In order to repair partially my mistake, I would like to suggest a way of knowing whether a project is an Arduino library or not: would not be easier to analyze a set of well-known libraries to find common directory structures and use that to classify new repositories with a thresholded confidence percentage?

per1234 commented 5 years ago

inoliblist already does that. The problem is that your repository does contain a valid Arduino library. So my verification code did its job perfectly. The code couldn't know that library was not really the project, but just a dependency of the project. I don't see any way that could be detected automatically. Consider the case of a library project where the library was stored under lib, and perhaps an example program was under src. I have seen this before Even though that is not an ideal structure for compatibility with the Arduino IDE, I would still consider it to be a valid Arduino library and want it on the list.

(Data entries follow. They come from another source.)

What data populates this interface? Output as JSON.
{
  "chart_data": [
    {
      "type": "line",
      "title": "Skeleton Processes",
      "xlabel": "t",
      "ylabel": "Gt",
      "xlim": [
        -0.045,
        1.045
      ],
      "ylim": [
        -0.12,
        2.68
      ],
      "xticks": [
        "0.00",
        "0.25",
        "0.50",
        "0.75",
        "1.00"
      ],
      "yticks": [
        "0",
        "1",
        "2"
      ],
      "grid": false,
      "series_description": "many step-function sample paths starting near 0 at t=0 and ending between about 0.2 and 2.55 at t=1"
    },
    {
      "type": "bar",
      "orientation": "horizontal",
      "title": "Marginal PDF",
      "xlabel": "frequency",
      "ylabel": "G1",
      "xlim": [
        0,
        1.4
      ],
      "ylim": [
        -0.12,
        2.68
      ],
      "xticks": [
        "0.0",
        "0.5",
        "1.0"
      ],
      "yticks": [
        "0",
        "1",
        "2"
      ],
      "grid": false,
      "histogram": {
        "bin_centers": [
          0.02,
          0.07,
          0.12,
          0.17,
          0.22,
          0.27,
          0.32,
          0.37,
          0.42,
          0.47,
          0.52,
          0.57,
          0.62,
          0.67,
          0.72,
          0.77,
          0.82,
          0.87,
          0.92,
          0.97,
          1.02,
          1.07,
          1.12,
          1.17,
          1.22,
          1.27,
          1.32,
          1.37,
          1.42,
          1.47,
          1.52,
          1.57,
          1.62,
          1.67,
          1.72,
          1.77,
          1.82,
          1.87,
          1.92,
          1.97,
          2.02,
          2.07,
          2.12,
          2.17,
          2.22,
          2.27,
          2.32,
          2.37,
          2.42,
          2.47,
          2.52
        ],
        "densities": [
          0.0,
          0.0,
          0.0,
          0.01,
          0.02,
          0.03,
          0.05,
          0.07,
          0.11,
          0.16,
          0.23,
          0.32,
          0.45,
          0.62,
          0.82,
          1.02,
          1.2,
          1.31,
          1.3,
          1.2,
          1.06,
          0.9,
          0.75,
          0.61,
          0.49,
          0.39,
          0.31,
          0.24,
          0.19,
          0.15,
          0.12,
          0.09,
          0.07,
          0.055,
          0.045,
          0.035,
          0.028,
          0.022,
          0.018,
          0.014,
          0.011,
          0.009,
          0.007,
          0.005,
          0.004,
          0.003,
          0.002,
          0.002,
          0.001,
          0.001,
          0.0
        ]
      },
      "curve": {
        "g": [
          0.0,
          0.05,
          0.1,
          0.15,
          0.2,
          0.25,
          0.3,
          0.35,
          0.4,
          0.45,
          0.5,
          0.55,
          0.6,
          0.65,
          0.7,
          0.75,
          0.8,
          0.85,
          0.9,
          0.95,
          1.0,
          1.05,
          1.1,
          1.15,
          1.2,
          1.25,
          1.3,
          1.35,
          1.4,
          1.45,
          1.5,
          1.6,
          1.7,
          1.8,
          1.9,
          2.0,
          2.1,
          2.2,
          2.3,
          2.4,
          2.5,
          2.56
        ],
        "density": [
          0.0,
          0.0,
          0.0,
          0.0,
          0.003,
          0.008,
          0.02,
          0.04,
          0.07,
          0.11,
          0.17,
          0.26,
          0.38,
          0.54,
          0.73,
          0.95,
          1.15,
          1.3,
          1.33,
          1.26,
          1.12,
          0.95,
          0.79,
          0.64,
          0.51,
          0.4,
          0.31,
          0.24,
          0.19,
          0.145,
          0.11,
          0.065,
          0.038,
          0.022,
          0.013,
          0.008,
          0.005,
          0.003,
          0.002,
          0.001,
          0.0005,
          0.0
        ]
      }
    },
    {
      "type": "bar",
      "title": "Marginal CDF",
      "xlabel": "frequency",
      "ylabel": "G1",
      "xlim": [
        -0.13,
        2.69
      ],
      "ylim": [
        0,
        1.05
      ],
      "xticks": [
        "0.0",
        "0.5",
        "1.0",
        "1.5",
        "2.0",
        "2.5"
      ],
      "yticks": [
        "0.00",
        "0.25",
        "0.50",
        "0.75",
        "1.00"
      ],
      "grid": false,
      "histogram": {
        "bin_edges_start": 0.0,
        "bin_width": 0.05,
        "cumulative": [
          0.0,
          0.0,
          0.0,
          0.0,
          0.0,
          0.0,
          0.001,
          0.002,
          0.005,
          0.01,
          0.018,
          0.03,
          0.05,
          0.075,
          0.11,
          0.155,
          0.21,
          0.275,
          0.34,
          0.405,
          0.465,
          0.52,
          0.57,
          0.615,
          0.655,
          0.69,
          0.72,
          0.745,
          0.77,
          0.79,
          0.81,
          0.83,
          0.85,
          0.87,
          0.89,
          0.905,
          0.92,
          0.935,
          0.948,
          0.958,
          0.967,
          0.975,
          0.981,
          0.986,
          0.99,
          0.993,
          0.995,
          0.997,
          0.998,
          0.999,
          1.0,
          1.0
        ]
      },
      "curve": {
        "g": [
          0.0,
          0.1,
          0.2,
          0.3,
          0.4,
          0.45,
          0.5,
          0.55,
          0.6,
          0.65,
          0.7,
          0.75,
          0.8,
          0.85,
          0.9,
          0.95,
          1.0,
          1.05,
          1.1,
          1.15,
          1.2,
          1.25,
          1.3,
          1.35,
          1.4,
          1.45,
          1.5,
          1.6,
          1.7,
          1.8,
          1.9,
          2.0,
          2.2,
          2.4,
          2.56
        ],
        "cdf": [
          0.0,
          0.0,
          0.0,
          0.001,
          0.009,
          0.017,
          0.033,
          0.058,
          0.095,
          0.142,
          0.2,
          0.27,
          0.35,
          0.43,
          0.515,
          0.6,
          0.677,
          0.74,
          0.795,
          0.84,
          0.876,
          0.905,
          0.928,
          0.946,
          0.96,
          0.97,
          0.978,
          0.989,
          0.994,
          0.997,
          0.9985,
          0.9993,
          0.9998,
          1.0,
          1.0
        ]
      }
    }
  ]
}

So the only way I can see to deal with a false positive from the inoliblist script like the one that put your repository on the list is to manually add them to the blacklist as I discover them. The fact is that an automatically generated library list will never be perfect. I have made some earnest efforts to verify the libraries, but it still can't compete with a human brain for identifying which should be on the list and which should not. My intention was never for the list to be perfect. My goal is for the script to find as many of the Arduino libraries on GitHub as possible, even if that means that a small number of non-libraries end up on the list as well.

I actually plan to increase the search depth of the library verification code. I think it currently only goes down one or two folder levels and so it misses libraries that are more deeply nested for whatever reason. My idea is that it should search even deeper than that for a legitimate library when the parent folders are empty (or contain only files on the whitelist to be ignored, like README.md or readme.txt).

I certainly am open to any ideas on how the library verification system can be improved. My goal with the inoliblist and inolibbuglist projects was to automate everything as much as possible, so the manual blacklisting system is not at all ideal.